There were two groups, one treated with isolated surgical AVR and one treated with isolated TAVR. At 30 days, mortality was significantly lower with surgery. At 1 year, all-cause mortality was 16.6% in the TAVR group and 8.9% in the surgery group (P < .001). Patients who underwent TAVR were more likely to require a permanent pacemaker (19.1% vs. 5.3%), have more vascular complications (7.7% vs. 1.1%) and have more aortic regurgitation of grade 2 or higher (4.7% vs. 0.4%; P < .001 for all). In contrast, patients who underwent surgery had higher rates of bleeding complications with the need for transfusion (25% vs. 51.5%; P < .001), bleeding with the need for re-intervention (1.3% vs. 4.5%, P < .001) or the need for temporary dialysis after the procedure (2.3% vs. 3.6%, P = .024). The rates of stroke were about the same and the 19% pacemaker rate with TAVR was no surprise. The overall results in both groups were good, with an observed-to-expected ratio of 0.7 for both.
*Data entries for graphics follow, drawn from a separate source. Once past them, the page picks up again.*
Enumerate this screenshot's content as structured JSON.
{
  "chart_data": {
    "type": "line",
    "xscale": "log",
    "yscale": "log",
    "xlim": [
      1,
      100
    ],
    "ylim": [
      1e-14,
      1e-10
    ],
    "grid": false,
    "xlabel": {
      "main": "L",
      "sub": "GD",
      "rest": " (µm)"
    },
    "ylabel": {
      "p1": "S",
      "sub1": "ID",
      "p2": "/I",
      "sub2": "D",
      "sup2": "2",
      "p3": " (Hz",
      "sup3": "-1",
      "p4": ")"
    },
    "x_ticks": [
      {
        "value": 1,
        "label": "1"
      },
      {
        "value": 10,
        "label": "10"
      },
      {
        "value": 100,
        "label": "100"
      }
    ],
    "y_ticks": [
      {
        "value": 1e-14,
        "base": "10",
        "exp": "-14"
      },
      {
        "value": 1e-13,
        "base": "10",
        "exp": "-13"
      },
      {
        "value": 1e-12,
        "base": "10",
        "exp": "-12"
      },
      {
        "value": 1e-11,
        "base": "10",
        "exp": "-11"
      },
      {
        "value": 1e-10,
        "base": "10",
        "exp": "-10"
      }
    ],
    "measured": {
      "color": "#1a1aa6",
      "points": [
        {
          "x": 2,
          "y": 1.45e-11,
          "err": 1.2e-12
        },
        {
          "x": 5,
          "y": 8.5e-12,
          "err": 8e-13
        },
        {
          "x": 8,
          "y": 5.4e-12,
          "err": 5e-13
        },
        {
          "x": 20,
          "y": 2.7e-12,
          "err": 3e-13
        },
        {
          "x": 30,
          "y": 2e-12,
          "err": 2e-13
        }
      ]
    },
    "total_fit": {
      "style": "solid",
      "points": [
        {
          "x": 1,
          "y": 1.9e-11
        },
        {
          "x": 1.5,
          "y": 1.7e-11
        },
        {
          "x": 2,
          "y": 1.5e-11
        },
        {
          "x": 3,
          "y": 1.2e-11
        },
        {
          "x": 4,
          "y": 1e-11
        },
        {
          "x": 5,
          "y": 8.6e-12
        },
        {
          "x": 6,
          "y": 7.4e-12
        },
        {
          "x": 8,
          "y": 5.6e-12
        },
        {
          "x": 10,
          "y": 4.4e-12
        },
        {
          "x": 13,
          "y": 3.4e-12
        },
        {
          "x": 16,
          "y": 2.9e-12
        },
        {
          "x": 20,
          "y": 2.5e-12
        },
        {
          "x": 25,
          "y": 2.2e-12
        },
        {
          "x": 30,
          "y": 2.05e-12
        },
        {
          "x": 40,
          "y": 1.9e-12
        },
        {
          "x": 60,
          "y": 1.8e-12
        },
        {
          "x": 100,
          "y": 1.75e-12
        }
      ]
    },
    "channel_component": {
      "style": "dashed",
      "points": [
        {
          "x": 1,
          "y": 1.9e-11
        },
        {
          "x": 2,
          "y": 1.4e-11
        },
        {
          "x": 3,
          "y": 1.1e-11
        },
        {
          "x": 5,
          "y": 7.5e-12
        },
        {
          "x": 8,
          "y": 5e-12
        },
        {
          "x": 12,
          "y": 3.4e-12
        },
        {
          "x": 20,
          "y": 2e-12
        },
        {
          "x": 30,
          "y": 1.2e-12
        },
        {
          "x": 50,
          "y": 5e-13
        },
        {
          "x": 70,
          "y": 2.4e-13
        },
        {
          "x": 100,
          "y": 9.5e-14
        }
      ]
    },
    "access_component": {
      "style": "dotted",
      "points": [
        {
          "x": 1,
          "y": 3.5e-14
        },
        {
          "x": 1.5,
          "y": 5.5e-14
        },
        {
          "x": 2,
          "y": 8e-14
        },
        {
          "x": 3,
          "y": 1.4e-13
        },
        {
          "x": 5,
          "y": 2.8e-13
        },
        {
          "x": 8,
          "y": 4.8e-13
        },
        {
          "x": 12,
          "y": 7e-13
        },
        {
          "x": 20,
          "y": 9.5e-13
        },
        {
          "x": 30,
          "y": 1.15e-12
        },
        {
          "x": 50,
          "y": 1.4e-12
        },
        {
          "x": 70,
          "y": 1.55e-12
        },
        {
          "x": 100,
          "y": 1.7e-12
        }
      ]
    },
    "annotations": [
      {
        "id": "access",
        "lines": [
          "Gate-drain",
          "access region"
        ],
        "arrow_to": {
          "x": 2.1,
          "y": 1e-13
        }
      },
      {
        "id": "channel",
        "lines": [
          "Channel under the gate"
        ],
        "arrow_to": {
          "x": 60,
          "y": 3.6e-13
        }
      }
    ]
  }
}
The big question is will this be the experience that patients are actually dealing with in the future? Should we be basing the choice on this kind of real-world experience, or should we be guided by selected experiences from clinical trials, for example the SAPIEN 3 intermediate-risk trial, in which TAVR had a 1% mortality rate and was very competitive with surgery?

Of interest, recent data from New York State’s registry showed that the mortality rate for isolated surgical AVR was 1.76%. That’s a difficult standard to beat, and that’s the kind of standard TAVR will have to meet to be equivalent to surgery. There is a lot to do.

Mehran: These findings are unlike anything we have seen before. I always caution people to be careful with interpreting registry data, taking the information with a few grains of salt, because registries are not as good as randomized studies. When we choose one strategy vs. another, there are confounders that we can never correct for in any propensity-matched analyses.

Therefore, I would say that the findings from the randomized trials still stand, and TAVR is the future of AVR. We are moving towards using TAVR more in patients at lower surgical risk. We will continue to use the registries to complement what we are learning from randomized studies.

Disclosures: Gibson reports receiving research grant support from Bayer and Janssen. Mehran reports financial ties with various device and pharmaceutical companies. Bufalino and Smith report no relevant financial disclosures.